The story is told with two narrative devices—reports from members of the crew of the U.S. Starship Constitution alternating with a traditional third-person narration of the activities back on Earth. The main protagonist of the activities on Earth is Dr. Dieter von Knefhausen, the scientist in charge of the U.S. space program.

In the first report from the starship, the reader learns that the ship is approximately one month into a multi-year journey to the Alpha Centauri star system, where the crew will begin colonization of the planet Alpha-Aleph. Already, the crew is finding they have too much free time and have begun filling that time by studying various problems in mathematics. In the first narration of the action on Earth, the reader learns that society has become dystopian. The possibility of colonizing Alpha-Aleph is a source of hope for a better future.

As the story progresses, the reader is told that the existence of the planet Alpha-Aleph is a hoax, perpetrated not only on the American people but also on the crew of the starship. The true purpose of the mission is to place the crew in a position where they will have nothing to do other than study mathematics. The hoax was the idea of Knefhausen, who believes that, if deprived of any other means of recreation, the crew will succeed in making scientific breakthroughs that will then be broadcast back to Earth. Knefhausen's theory proves true, but he learns that the crew quickly becomes bored with technological applications of their new-found mathematical prowess. Instead, they become increasingly interested in using it to develop their understanding of art and philosophy. These new understandings give the crew an unusual control over the physical universe and, by the end of the story, they have achieved god-like powers.

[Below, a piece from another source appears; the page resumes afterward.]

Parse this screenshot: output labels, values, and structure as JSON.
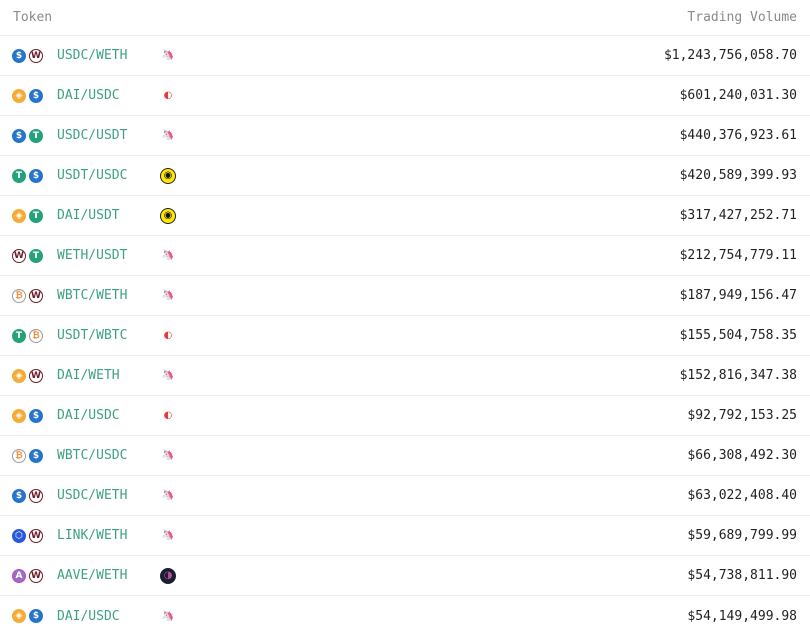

Two recurring mathematical themes in the story are Carnap-Ramsey sentences and Godel encoding.

The word "starbow" in the story's title is a word coined by one of the characters on the starship. It refers to the rainbow-like effect seen when stars are undergoing a relativistic Doppler effect.

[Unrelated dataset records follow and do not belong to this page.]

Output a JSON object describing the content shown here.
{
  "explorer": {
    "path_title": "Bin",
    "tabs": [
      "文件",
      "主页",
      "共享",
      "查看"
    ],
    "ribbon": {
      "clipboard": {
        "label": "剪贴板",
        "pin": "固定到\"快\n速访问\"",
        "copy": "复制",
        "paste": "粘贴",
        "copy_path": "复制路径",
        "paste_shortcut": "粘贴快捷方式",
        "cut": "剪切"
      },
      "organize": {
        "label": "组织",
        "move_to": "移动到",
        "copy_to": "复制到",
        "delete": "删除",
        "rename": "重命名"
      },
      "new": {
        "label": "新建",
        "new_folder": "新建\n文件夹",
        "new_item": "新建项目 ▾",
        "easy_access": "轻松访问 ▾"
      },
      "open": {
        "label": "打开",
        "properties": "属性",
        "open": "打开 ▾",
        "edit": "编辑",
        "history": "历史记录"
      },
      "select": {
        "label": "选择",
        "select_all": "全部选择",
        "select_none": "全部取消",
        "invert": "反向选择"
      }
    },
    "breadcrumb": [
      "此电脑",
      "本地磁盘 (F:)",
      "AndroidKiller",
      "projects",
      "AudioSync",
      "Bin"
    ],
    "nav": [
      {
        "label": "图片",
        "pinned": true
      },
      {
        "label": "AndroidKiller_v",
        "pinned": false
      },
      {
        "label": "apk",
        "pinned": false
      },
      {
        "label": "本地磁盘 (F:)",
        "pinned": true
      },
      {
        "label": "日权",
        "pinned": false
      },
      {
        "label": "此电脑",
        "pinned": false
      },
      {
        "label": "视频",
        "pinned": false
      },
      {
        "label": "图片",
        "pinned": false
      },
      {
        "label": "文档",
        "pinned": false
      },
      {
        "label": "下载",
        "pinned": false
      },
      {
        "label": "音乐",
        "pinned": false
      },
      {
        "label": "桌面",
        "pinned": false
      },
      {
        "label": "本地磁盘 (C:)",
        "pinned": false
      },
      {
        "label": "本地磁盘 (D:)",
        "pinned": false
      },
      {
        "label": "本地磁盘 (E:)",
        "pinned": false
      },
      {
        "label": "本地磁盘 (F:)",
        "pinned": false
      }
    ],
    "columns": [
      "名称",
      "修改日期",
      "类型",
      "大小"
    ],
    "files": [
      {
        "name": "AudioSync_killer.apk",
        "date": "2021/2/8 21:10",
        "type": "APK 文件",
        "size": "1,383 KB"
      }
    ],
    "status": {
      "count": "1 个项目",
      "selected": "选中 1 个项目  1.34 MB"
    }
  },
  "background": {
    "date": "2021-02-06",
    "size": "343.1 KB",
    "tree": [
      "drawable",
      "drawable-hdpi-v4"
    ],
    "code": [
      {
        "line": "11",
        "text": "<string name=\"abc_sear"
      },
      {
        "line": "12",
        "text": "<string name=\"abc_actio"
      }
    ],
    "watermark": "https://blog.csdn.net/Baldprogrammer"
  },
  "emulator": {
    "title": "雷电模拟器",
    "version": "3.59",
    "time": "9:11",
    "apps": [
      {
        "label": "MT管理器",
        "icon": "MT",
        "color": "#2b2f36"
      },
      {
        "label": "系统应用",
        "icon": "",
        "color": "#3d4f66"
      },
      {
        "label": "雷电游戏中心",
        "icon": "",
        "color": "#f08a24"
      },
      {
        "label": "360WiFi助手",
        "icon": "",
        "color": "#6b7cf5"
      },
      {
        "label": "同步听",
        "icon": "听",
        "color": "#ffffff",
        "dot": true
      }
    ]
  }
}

In the novel the crew of the Constitution exact revenge on Earth by sending a beam of "strange" particles back to the home planet, causing all nuclear materials to melt down harmlessly, reducing the population to poverty in the absence of nuclear power. The last section relates the events surrounding the return of the crew's children to Earth.


Excerpt:

For it was clear to him that his success was already proved. What could be surer evidence of it than what had happened ten years ago? The "incident of next week" was as dramatic and complete as anyone could wish. If its details were still indecipherable, largely because of the demolition of the existing technology structure it had brought about, its main features were obvious. The shower of heavy particles—baryon? perhaps even quarks?—had drenched the Earth. The source had been traced to a point in the heavens identical with that plotted for the Constitution.

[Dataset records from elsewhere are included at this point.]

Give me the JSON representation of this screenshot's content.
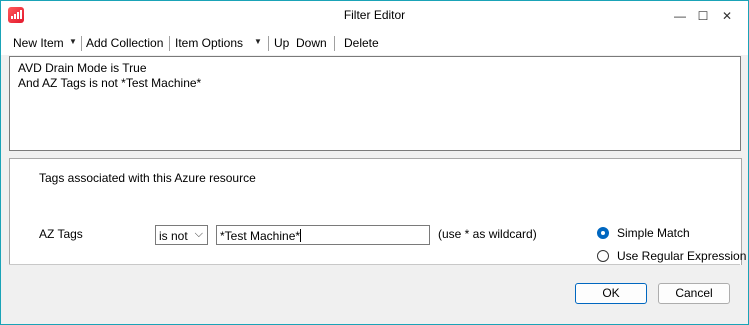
{
  "window": {
    "title": "Filter Editor",
    "controls": {
      "minimize": "—",
      "maximize": "☐",
      "close": "✕"
    }
  },
  "menu": {
    "new_item": "New Item",
    "add_collection": "Add Collection",
    "item_options": "Item Options",
    "up": "Up",
    "down": "Down",
    "delete": "Delete",
    "dropdown_glyph": "▼"
  },
  "rules": [
    "AVD Drain Mode is True",
    "And AZ Tags is not *Test Machine*"
  ],
  "editor": {
    "description": "Tags associated with this Azure resource",
    "field_label": "AZ Tags",
    "operator": "is not",
    "operator_chevron": "⌵",
    "value": "*Test Machine*",
    "hint": "(use * as wildcard)",
    "match_options": [
      {
        "label": "Simple Match",
        "selected": true
      },
      {
        "label": "Use Regular Expression",
        "selected": false
      }
    ]
  },
  "buttons": {
    "ok": "OK",
    "cancel": "Cancel"
  },
  "colors": {
    "accent": "#0067c0",
    "window_border": "#1aa3b7",
    "icon": "#e3182d"
  }
}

Also there were the messages received; taken together, there was no doubt that the astronauts had developed knowledge so far in advance of anything on Earth that, from two light-years out, they could impose their will on the human race. They had done it. In one downpour of particles, the entire military-industrial complex of the planet was put out of action.

How? How? Ah, thought Knefhausen, with envy and pride, that was the question. One could not know. All that was known was that every nuclear device—bomb, power plant, hospital radiation source or stockpile—had simultaneously soaked up the stream of particles and at that moment ceased to exist as a source of nuclear energy. It was not rapid and catastrophic, like a bomb. It was slow and long-lasting. The uranium and the plutonium simply melted, in the long, continuous reaction that was still bubbling away in the seething lava lakes where the silo had stood and the nuclear power plants had generated electricity. Little radiation was released, but a good deal of heat.